All text strings in MuPDF use the UTF-8 encoding.

Unicode

The following functions encode and decode UTF-8 characters, and return the number of bytes used by the UTF-8 character (at most FZ_UTFMAX).

int fz_chartorune(int *rune, const char *str);
int fz_runetochar(char *str, int rune);

Locale Independent

Since many of the C string functions are locale dependent, we also provide our own locale independent versions of these functions. We also have a couple of semi-standard functions like strsep and strlcpy that we can’t rely on the system providing. These should be pretty self explanatory:

char *fz_strdup(fz_context *ctx, const char *s);
float fz_strtof(const char *s, char **es);
char *fz_strsep(char **stringp, const char *delim);
size_t fz_strlcpy(char *dst, const char *src, size_t n);
size_t fz_strlcat(char *dst, const char *src, size_t n);
void *fz_memmem(const void *haystack, size_t haystacklen, const void *needle, size_t needlelen);
int fz_strcasecmp(const char *a, const char *b);

There are also a couple of functions to process filenames and URLs:

char *fz_cleanname(char *path);

Rewrite path in-place to the shortest string that names the same path. Eliminates multiple and trailing slashes, and interprets “.” and “…”.

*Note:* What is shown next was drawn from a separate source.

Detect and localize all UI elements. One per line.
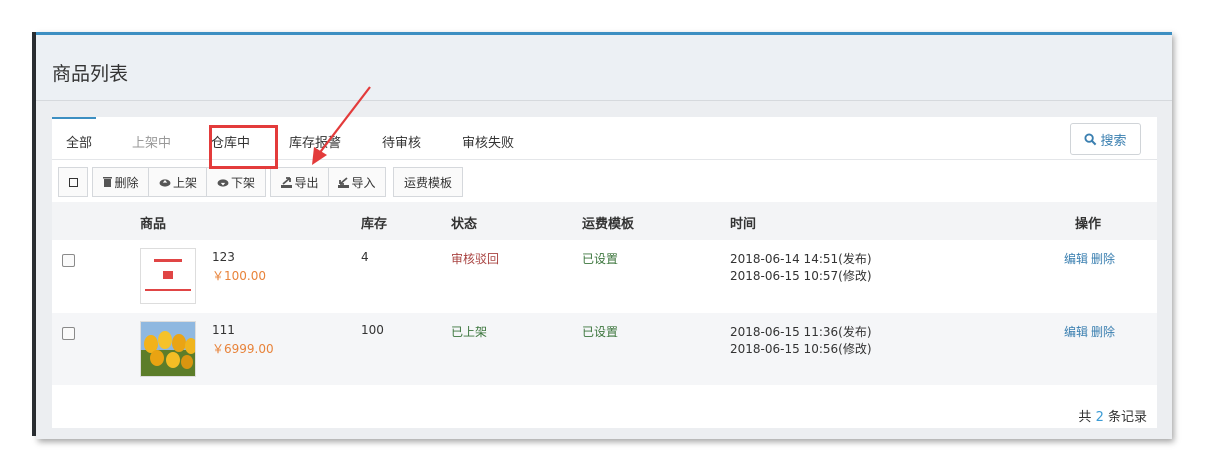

void fz_dirname(char *dir, const char *path, size_t dir_size);

Extract the directory component from a path.

char *fz_urldecode(char *url);

Decode URL escapes in-place.

Formatting

Our printf family handles the common printf formatting characters, with a few minor differences. We also support several non-standard formatting characters. The same printf syntax is used in the printf functions in the I/O module as well.

size_t fz_vsnprintf(char *buffer, size_t space, const char *fmt, va_list args);
size_t fz_snprintf(char *buffer, size_t space, const char *fmt, ...);
char *fz_asprintf(fz_context *ctx, const char *fmt, ...);
%%, %c, %e, %f, %p, %x, %d, %u, %s

These behave as usual, but only take padding (+,0,space), width, and precision arguments.

%g float

Prints the float in the shortest possible format that won’t lose precision, except NaN to 0, +Inf to FLT_MAX, -Inf to -FLT_MAX.

%M fz_matrix*

Prints all 6 coefficients in the matrix as %g separated by spaces.

%R fz_rect*

Prints all x0, y0, x1, y1 in the rectangle as %g separated by spaces.

%P fz_point*

Prints x, y in the point as %g separated by spaces.

%C int

Formats character as UTF-8. Useful to print unicode text.

%q char*

Formats string using double quotes and C escapes.

%( char*

Formats string using parenthesis quotes and Postscript escapes.

%n char*

Formats string using prefix / and PDF name hex-escapes.